D_part_d_alger_1962ETE 1962 DEPART

 

Je m'étais levée, ce jour-là, encore plus tôt que le soleil. Je ne pouvais voir que son halo, d'un rose éclatant, qui couronnait le Cap, et, j'attendais avec anxiété l'instant où il surgirait derrière la roche sombre où je verrais pour la dernière fois l'éclat de sa lumière sur l'eau calme.
Pour la dernière fois, j'avais voulu profiter de ce spectacle magnifique : la baie, à l'aube d'une belle matinée de juillet.
Je voulais voir, en quelques heures, tout ce que j'avais regardé sans y prendre garde, pendant tant d'années.
Tout me semblait maintenant si beau !
La mer si limpide !
Le ciel si bleu !
Je voulais tout fixer dans ma mémoire et ne jamais perdre un seul détail de ce merveilleux paysage.
Je me voyais vivre dans cette grande maison.
Je me voyais courir sur cette grève, sur ces chemins de terre. Je les connaissais tous, je les avais parcourus tant de fois !
Tant de fois, j'avais gravi cette falaise, que je sentais encore la morsure des roches déchiquetées, sur mes mains, sur mes pieds.
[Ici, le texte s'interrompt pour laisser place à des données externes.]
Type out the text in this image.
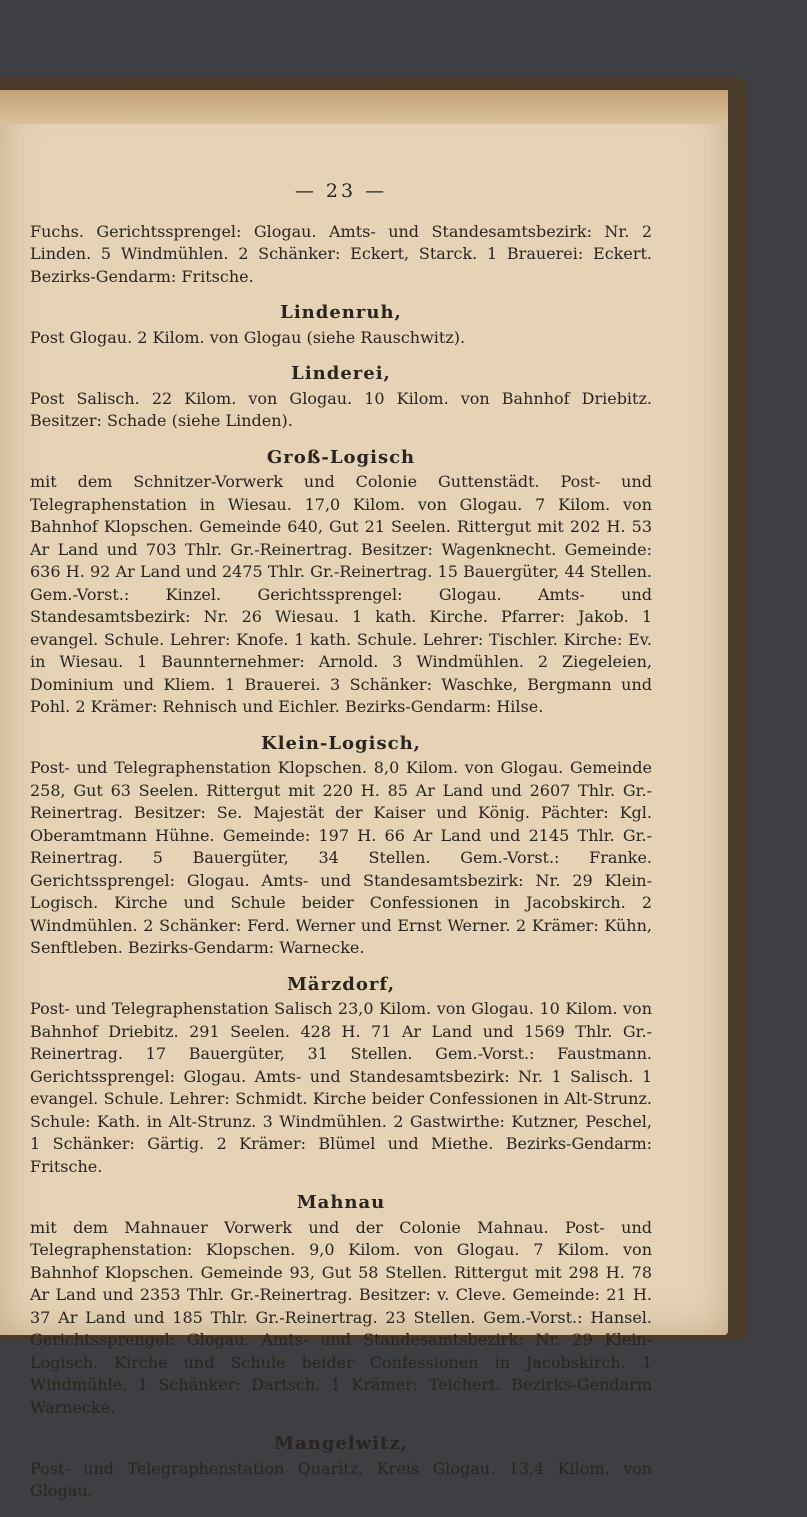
— 23 —
Fuchs. Gerichtssprengel: Glogau. Amts- und Standesamtsbezirk: Nr. 2 Linden. 5 Windmühlen. 2 Schänker: Eckert, Starck. 1 Brauerei: Eckert. Bezirks-Gendarm: Fritsche.
Lindenruh,
Post Glogau. 2 Kilom. von Glogau (siehe Rauschwitz).
Linderei,
Post Salisch. 22 Kilom. von Glogau. 10 Kilom. von Bahnhof Driebitz. Besitzer: Schade (siehe Linden).
Groß-Logisch
mit dem Schnitzer-Vorwerk und Colonie Guttenstädt. Post- und Telegraphenstation in Wiesau. 17,0 Kilom. von Glogau. 7 Kilom. von Bahnhof Klopschen. Gemeinde 640, Gut 21 Seelen. Rittergut mit 202 H. 53 Ar Land und 703 Thlr. Gr.-Reinertrag. Besitzer: Wagenknecht. Gemeinde: 636 H. 92 Ar Land und 2475 Thlr. Gr.-Reinertrag. 15 Bauergüter, 44 Stellen. Gem.-Vorst.: Kinzel. Gerichtssprengel: Glogau. Amts- und Standesamtsbezirk: Nr. 26 Wiesau. 1 kath. Kirche. Pfarrer: Jakob. 1 evangel. Schule. Lehrer: Knofe. 1 kath. Schule. Lehrer: Tischler. Kirche: Ev. in Wiesau. 1 Baunnternehmer: Arnold. 3 Windmühlen. 2 Ziegeleien, Dominium und Kliem. 1 Brauerei. 3 Schänker: Waschke, Bergmann und Pohl. 2 Krämer: Rehnisch und Eichler. Bezirks-Gendarm: Hilse.
Klein-Logisch,
Post- und Telegraphenstation Klopschen. 8,0 Kilom. von Glogau. Gemeinde 258, Gut 63 Seelen. Rittergut mit 220 H. 85 Ar Land und 2607 Thlr. Gr.-Reinertrag. Besitzer: Se. Majestät der Kaiser und König. Pächter: Kgl. Oberamtmann Hühne. Gemeinde: 197 H. 66 Ar Land und 2145 Thlr. Gr.-Reinertrag. 5 Bauergüter, 34 Stellen. Gem.-Vorst.: Franke. Gerichtssprengel: Glogau. Amts- und Standesamtsbezirk: Nr. 29 Klein-Logisch. Kirche und Schule beider Confessionen in Jacobskirch. 2 Windmühlen. 2 Schänker: Ferd. Werner und Ernst Werner. 2 Krämer: Kühn, Senftleben. Bezirks-Gendarm: Warnecke.
Märzdorf,
Post- und Telegraphenstation Salisch 23,0 Kilom. von Glogau. 10 Kilom. von Bahnhof Driebitz. 291 Seelen. 428 H. 71 Ar Land und 1569 Thlr. Gr.-Reinertrag. 17 Bauergüter, 31 Stellen. Gem.-Vorst.: Faustmann. Gerichtssprengel: Glogau. Amts- und Standesamtsbezirk: Nr. 1 Salisch. 1 evangel. Schule. Lehrer: Schmidt. Kirche beider Confessionen in Alt-Strunz. Schule: Kath. in Alt-Strunz. 3 Windmühlen. 2 Gastwirthe: Kutzner, Peschel, 1 Schänker: Gärtig. 2 Krämer: Blümel und Miethe. Bezirks-Gendarm: Fritsche.
Mahnau
mit dem Mahnauer Vorwerk und der Colonie Mahnau. Post- und Telegraphenstation: Klopschen. 9,0 Kilom. von Glogau. 7 Kilom. von Bahnhof Klopschen. Gemeinde 93, Gut 58 Stellen. Rittergut mit 298 H. 78 Ar Land und 2353 Thlr. Gr.-Reinertrag. Besitzer: v. Cleve. Gemeinde: 21 H. 37 Ar Land und 185 Thlr. Gr.-Reinertrag. 23 Stellen. Gem.-Vorst.: Hansel. Gerichtssprengel: Glogau. Amts- und Standesamtsbezirk: Nr. 29 Klein-Logisch. Kirche und Schule beider Confessionen in Jacobskirch. 1 Windmühle. 1 Schänker: Dartsch. 1 Krämer: Teichert. Bezirks-Gendarm Warnecke.
Mangelwitz,
Post- und Telegraphenstation Quaritz, Kreis Glogau. 13,4 Kilom. von Glogau.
Je revoyais toute mon existence, toute cette vie au grand air, sans contrainte, pleine de soleil et d'insouciance.
C'était cela qu'il me fallait quitter
Jamais plus je ne reverrai ces petites maisons espagnoles pleines de dentelles et de figures saintes, ces pins, ces champs arides, ces horizons, cette plage enfin, où j'avais passé tant d'agréables moments.
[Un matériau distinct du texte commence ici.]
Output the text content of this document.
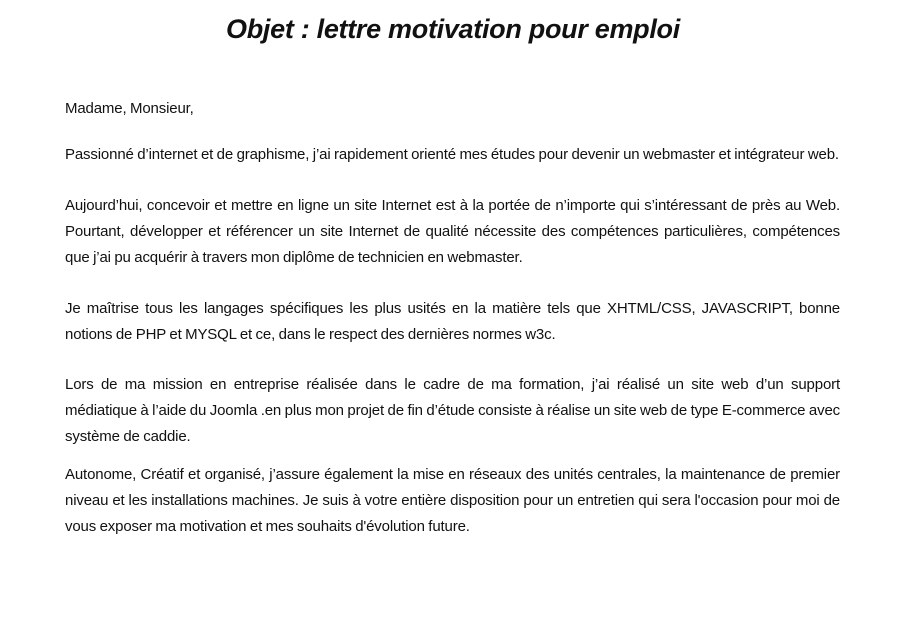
Objet : lettre motivation pour emploi

Madame, Monsieur,

Passionné d’internet et de graphisme, j’ai rapidement orienté mes études pour devenir un webmaster et intégrateur web.

Aujourd’hui, concevoir et mettre en ligne un site Internet est à la portée de n’importe qui s’intéressant de près au Web. Pourtant, développer et référencer un site Internet de qualité nécessite des compétences particulières, compétences que j’ai pu acquérir à travers mon diplôme de technicien en webmaster.

Je maîtrise tous les langages spécifiques les plus usités en la matière tels que XHTML/CSS, JAVASCRIPT, bonne notions de PHP et MYSQL et ce, dans le respect des dernières normes w3c.

Lors de ma mission en entreprise réalisée dans le cadre de ma formation, j’ai réalisé un site web d’un support médiatique à l’aide du Joomla .en plus mon projet de fin d’étude consiste à réalise un site web de type E-commerce avec système de caddie.

Autonome, Créatif et organisé, j’assure également la mise en réseaux des unités centrales, la maintenance de premier niveau et les installations machines. Je suis à votre entière disposition pour un entretien qui sera l'occasion pour moi de vous exposer ma motivation et mes souhaits d'évolution future.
J'allais quitter ma maison, mes habitudes, tout ce qui m'était cher.
Non ! Je ne pouvais pas tout abandonner !
Pourquoi, cette journée, si semblable aux autres, était-elle la dernière que je vivais dans ce pays ?
Le soleil montait, insensiblement, et avec lui, la vie reprenait, toujours la même.
Le vieux Juan apparut tout en haut du chemin. Il marchait, pieds nus dans ses sandales, à côté de son âne, dans la poussière dorée et chantait toujours sur le même air, d'une voix que l'habitude avait rendue inintelligible, " uevos frescos, uevos frescos... ". Pourtant, cette voix familière avait, pour moi, un tout autre accent et je ne pouvais m'empêcher de pleurer, de pleurer sans contrainte.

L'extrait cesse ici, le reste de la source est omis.